Imagine getting the chance to meet Berkshire Hathaway CEO Warren Buffett and winning $5,000 all at once. That’s what happened to four young entrepreneurs at PS 175 in Rego Park, who won a national contest for students ages 7-16 on May 21, beating two other teams.
Fifth graders Lucien Mount and Alejandro Astudillo of Forest Hills, both 10, and Charles Cheng and Nataniel Natanov of Rego Park, both 11, entered the “Secret Millionaires Club Grow Your Own Business Challenge.”
Entrants had to submit a business concept and were judged on the “uniqueness of concept, depth and description of concept and feasibility of concept execution.”
The students envisioned a mobile cart called “Deals on Wheels,” as a way to raise money for cultural programs which had been cut in the budget.
Even though it wasn’t required, they brought their business into operation, which raised $3,000 for artistic programs by selling school supplies and healthy snacks.
They made it to the finals, beating 3,000 other applicants and were flown to Omaha, Neb., the hometown of the billionaire investor.

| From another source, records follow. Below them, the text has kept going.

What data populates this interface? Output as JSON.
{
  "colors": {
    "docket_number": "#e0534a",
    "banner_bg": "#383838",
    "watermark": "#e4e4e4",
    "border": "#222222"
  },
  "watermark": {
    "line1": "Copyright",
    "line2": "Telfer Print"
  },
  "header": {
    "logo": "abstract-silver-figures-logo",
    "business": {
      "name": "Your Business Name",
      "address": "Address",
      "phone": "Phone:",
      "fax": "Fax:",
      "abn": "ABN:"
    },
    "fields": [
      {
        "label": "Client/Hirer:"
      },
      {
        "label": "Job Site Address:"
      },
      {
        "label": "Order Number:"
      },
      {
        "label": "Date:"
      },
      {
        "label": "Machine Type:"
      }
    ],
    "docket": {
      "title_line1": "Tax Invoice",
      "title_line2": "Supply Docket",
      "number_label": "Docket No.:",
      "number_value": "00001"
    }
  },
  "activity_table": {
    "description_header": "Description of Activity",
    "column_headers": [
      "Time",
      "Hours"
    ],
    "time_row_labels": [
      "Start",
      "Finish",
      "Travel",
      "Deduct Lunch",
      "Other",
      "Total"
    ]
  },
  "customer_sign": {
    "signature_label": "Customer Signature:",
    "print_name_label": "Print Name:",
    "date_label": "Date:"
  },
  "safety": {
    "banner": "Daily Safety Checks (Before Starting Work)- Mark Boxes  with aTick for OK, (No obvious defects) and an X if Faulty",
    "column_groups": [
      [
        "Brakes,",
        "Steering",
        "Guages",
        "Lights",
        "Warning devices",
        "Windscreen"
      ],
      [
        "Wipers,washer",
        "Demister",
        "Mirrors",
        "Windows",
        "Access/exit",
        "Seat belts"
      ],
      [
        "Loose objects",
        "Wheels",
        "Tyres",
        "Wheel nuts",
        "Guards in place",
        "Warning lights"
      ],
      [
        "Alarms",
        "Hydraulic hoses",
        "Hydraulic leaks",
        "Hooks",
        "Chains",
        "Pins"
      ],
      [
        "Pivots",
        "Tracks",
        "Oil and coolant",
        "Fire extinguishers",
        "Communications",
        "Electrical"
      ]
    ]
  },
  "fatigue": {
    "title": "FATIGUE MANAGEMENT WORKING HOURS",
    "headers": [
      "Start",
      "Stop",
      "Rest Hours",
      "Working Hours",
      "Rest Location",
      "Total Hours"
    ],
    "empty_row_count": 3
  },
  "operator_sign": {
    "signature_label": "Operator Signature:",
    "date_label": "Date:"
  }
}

In front of eight judges, all of whom are staples of the business world, they gave a nearly 30-minute presentation.
Buffett, who was not a judge, met with all the finalists and looked over their business concepts. The students were in awe when they stood face-to-face with Buffett and shook his hand. “I felt like I was going to pass out,” Mount said.
The boys won the praise of their teachers, who helped them throughout the contest. “It was probably the most incredible moment in my teaching career,” said Barbara Bialek, who teaches the Talented and Gifted program. “It was a group effort. Each child brought their own individuality.”
Computer teacher Michele Pongrantz called the opportunity “fun and exciting.”“This is everything teaching was meant to be,” she said.
The teachers don’t go home empty-handed since they also will be awarded $1,000 each.
Buffett commended all the business-minded youngsters who made it to the finals. “Today’s event shows how enterprising kids are, and how early they can learn to practice good financial habits,” he said in a statement. “All of the finalists exhibited impressive entrepreneurial zeal, creative thinking and business sense. If you can develop the right financial habits when you are young, it will serve you a lifetime.”
In a gracious gesture, he also awarded all the finalists 10 shares of Class B stock in Berkshire Hathaway, worth about $800.
As for what they plan to use their $5,000 for, each has a different answer.
Astudillo said he may invest the money in the stock market. Natanov said he will keep some for college and spend the rest. Mount wants to put some in the bank, purchase a thousand-dollar computer and buy more stock in Berkshire Hathaway, while Cheng wants to spend $400 on Berkshire Hathaway B stocks and put the rest in the bank.